Re: Object-relational impedence

From: S Perryman <q_at_q.com>
Date: Mon, 03 Mar 2008 17:58:47 +0000
Message-ID: <fqhe8p$6pe$1_at_aioe.org>


JOG wrote:

> On Mar 3, 2:07 pm, Thomas Gagne <tga..._at_wide-open-west.com> wrote:

>>All attempts by applications to access a DB's tables and columns
>>directly violates design principles that guard against close-coupling.
>>This is a basic design tenet for OO.  Violating it when jumping from OO
>>to RDB is, I think, the source of problem that are collectively and
>>popularly referred to as the object-relational impedance mismatch.

> I wondered if we might be able to come up with some agreement on what
> object-relational impedence mismatch actually means.I always thought
> the mismatch was centred on the issue that a single object != single
> tuple, but it appears there may be more to it than that.

Apart from issues such as "joins" etc, there actually isn't a mismatch between OO and Relational at the fundamental level IMHO.

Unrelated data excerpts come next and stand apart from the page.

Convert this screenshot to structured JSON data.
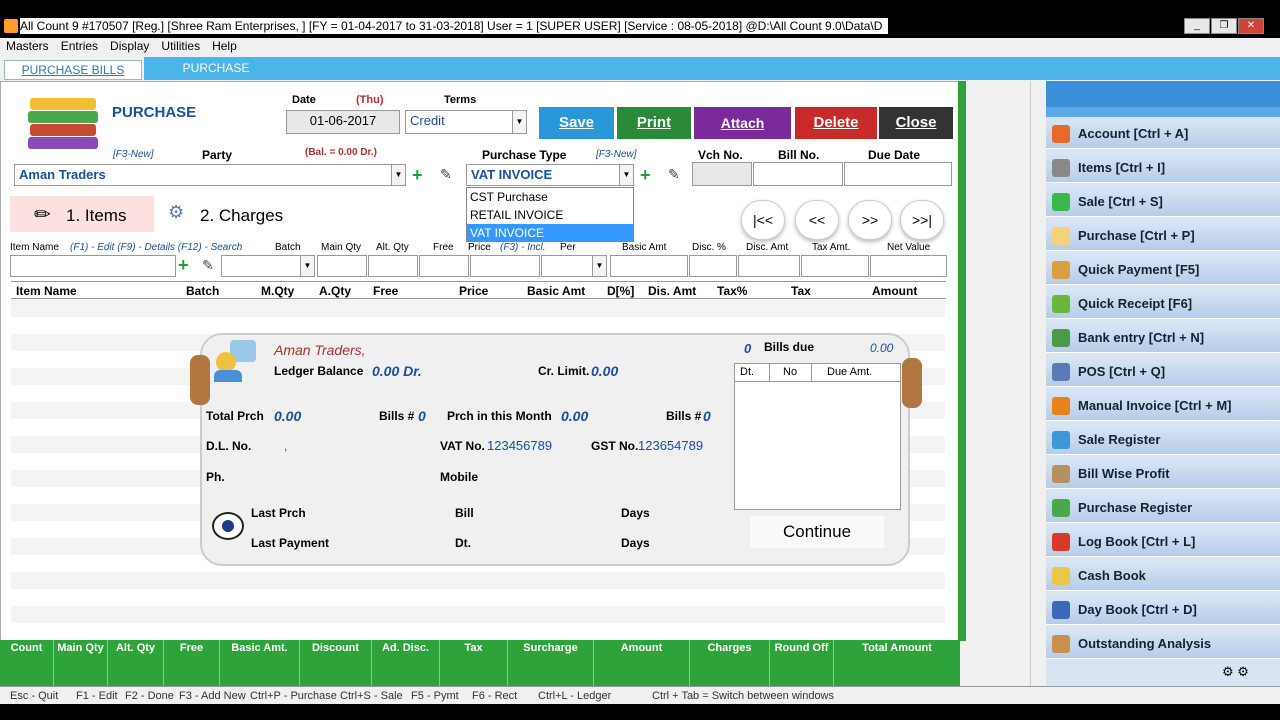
{
  "window": {
    "title": "All Count 9 #170507  [Reg.]  [Shree Ram Enterprises, ]  [FY = 01-04-2017 to 31-03-2018]  User = 1 [SUPER USER]   [Service : 08-05-2018]  @D:\\All Count 9.0\\Data\\D"
  },
  "menu": [
    "Masters",
    "Entries",
    "Display",
    "Utilities",
    "Help"
  ],
  "tabs": [
    "PURCHASE BILLS",
    "PURCHASE"
  ],
  "header": {
    "title": "PURCHASE",
    "date_label": "Date",
    "day": "(Thu)",
    "date": "01-06-2017",
    "terms_label": "Terms",
    "terms": "Credit",
    "f3new": "[F3-New]",
    "party_label": "Party",
    "balance": "(Bal. = 0.00 Dr.)",
    "party": "Aman Traders",
    "ptype_label": "Purchase Type",
    "ptype_f3": "[F3-New]",
    "ptype": "VAT INVOICE",
    "vch_label": "Vch No.",
    "bill_label": "Bill No.",
    "due_label": "Due Date"
  },
  "buttons": {
    "save": "Save",
    "print": "Print",
    "attach": "Attach",
    "delete": "Delete",
    "close": "Close"
  },
  "ptype_options": [
    "CST Purchase",
    "RETAIL INVOICE",
    "VAT INVOICE"
  ],
  "subtabs": [
    "1. Items",
    "2. Charges"
  ],
  "nav": [
    "|<<",
    "<<",
    ">>",
    ">>|"
  ],
  "entry_labels": {
    "item": "Item Name",
    "hint": "(F1) - Edit  (F9) - Details  (F12) - Search",
    "batch": "Batch",
    "mqty": "Main Qty",
    "aqty": "Alt. Qty",
    "free": "Free",
    "price": "Price",
    "f3incl": "(F3) - Incl.",
    "per": "Per",
    "basic": "Basic Amt",
    "disc": "Disc. %",
    "discamt": "Disc. Amt",
    "tax": "Tax Amt.",
    "net": "Net Value"
  },
  "grid_headers": [
    "Item Name",
    "Batch",
    "M.Qty",
    "A.Qty",
    "Free",
    "Price",
    "Basic Amt",
    "D[%]",
    "Dis. Amt",
    "Tax%",
    "Tax",
    "Amount"
  ],
  "card": {
    "party": "Aman Traders,",
    "ledger_label": "Ledger Balance",
    "ledger": "0.00 Dr.",
    "cr_label": "Cr. Limit.",
    "cr": "0.00",
    "bills_due_count": "0",
    "bills_due_label": "Bills due",
    "bills_due_amt": "0.00",
    "total_prch_label": "Total Prch",
    "total_prch": "0.00",
    "bills1_label": "Bills #",
    "bills1": "0",
    "month_label": "Prch in this Month",
    "month": "0.00",
    "bills2_label": "Bills #",
    "bills2": "0",
    "dl_label": "D.L. No.",
    "dl": ",",
    "vat_label": "VAT No.",
    "vat": "123456789",
    "gst_label": "GST No.",
    "gst": "123654789",
    "ph_label": "Ph.",
    "mobile_label": "Mobile",
    "last_prch": "Last Prch",
    "bill": "Bill",
    "days1": "Days",
    "last_payment": "Last Payment",
    "dt": "Dt.",
    "days2": "Days",
    "mini_headers": [
      "Dt.",
      "No",
      "Due Amt."
    ],
    "continue": "Continue"
  },
  "footer": [
    "Count",
    "Main Qty",
    "Alt. Qty",
    "Free",
    "Basic Amt.",
    "Discount",
    "Ad. Disc.",
    "Tax",
    "Surcharge",
    "Amount",
    "Charges",
    "Round Off",
    "Total Amount"
  ],
  "status": [
    "Esc - Quit",
    "F1 - Edit",
    "F2 - Done",
    "F3 - Add New",
    "Ctrl+P - Purchase",
    "Ctrl+S - Sale",
    "F5 - Pymt",
    "F6 - Rect",
    "Ctrl+L - Ledger",
    "Ctrl + Tab = Switch between windows"
  ],
  "sidebar": [
    {
      "label": "Account [Ctrl + A]",
      "color": "#e86a2a"
    },
    {
      "label": "Items [Ctrl + I]",
      "color": "#888888"
    },
    {
      "label": "Sale [Ctrl + S]",
      "color": "#3cb84a"
    },
    {
      "label": "Purchase [Ctrl + P]",
      "color": "#f4d27a"
    },
    {
      "label": "Quick Payment [F5]",
      "color": "#d8a040"
    },
    {
      "label": "Quick Receipt [F6]",
      "color": "#6ab83a"
    },
    {
      "label": "Bank entry [Ctrl + N]",
      "color": "#4a9a4a"
    },
    {
      "label": "POS [Ctrl + Q]",
      "color": "#5a7ab8"
    },
    {
      "label": "Manual Invoice [Ctrl + M]",
      "color": "#e8821a"
    },
    {
      "label": "Sale Register",
      "color": "#3a9ad8"
    },
    {
      "label": "Bill Wise Profit",
      "color": "#b89060"
    },
    {
      "label": "Purchase Register",
      "color": "#4aa84a"
    },
    {
      "label": "Log Book [Ctrl + L]",
      "color": "#d83a2a"
    },
    {
      "label": "Cash Book",
      "color": "#e8c84a"
    },
    {
      "label": "Day Book [Ctrl + D]",
      "color": "#3a6ab8"
    },
    {
      "label": "Outstanding Analysis",
      "color": "#c8904a"
    }
  ]
}
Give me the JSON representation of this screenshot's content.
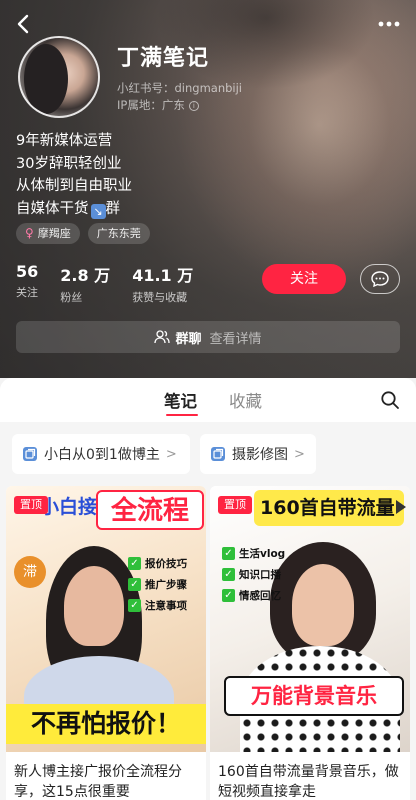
{
  "header": {
    "nickname": "丁满笔记",
    "xhs_id": "小红书号：dingmanbiji",
    "ip_location": "IP属地：广东",
    "info_icon": "i",
    "bio_lines": [
      "9年新媒体运营",
      "30岁辞职轻创业",
      "从体制到自由职业",
      "自媒体干货"
    ],
    "bio_last_suffix": "群",
    "bio_arrow_glyph": "↘",
    "tags": [
      {
        "gender_glyph": "♀",
        "label": "摩羯座"
      },
      {
        "label": "广东东莞"
      }
    ],
    "stats": [
      {
        "value": "56",
        "label": "关注"
      },
      {
        "value": "2.8 万",
        "label": "粉丝"
      },
      {
        "value": "41.1 万",
        "label": "获赞与收藏"
      }
    ],
    "follow_label": "关注",
    "group": {
      "label": "群聊",
      "detail": "查看详情"
    }
  },
  "tabs": {
    "notes": "笔记",
    "collect": "收藏",
    "active": "notes"
  },
  "collections": [
    {
      "label": "小白从0到1做博主",
      "chevron": ">"
    },
    {
      "label": "摄影修图",
      "chevron": ">"
    }
  ],
  "notes": [
    {
      "pin": "置顶",
      "thumb_title_a": "小白接广",
      "thumb_title_b": "全流程",
      "thumb_checks": [
        "报价技巧",
        "推广步骤",
        "注意事项"
      ],
      "thumb_lucky": "滞",
      "thumb_banner": "不再怕报价！",
      "caption": "新人博主接广报价全流程分享，这15点很重要"
    },
    {
      "pin": "置顶",
      "thumb_title_a": "160首自带流量",
      "thumb_checks": [
        "生活vlog",
        "知识口播",
        "情感回忆"
      ],
      "thumb_banner": "万能背景音乐",
      "caption": "160首自带流量背景音乐，做短视频直接拿走"
    }
  ],
  "colors": {
    "accent": "#ff2442",
    "header_bg": "#4a4643"
  }
}
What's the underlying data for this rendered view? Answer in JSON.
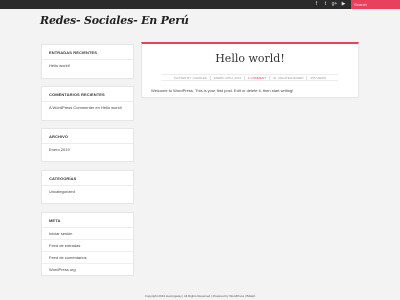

> I was hoping perhaps people might be able to offer perspectives on the
> issues that they have encountered.

Given some entity E = (p1,p2, ... pn) , where p1 etc are the properties of E, OO allows the following :

  1. the properties of E could be realised as data values or a computational process
  2. in any system, there may be multiple existing implementations for E (each instance of E created using any one of those implementations)

An RDB that requires all properties are data values will not satisfy 1. An RDB that allows 1, but forces one universal implementation for E will not satisfy 2.

For OO, the big problem is the prog langs themselves. Syntax, semantics, implementation.

Assuming there is an RDB that can do 1 and 2 above, how can a specific OO prog lang 'align' its representation of objects to the 'tuple' form that will allow an underlying Relational engine to work its wonders (execution, optimisation etc) ??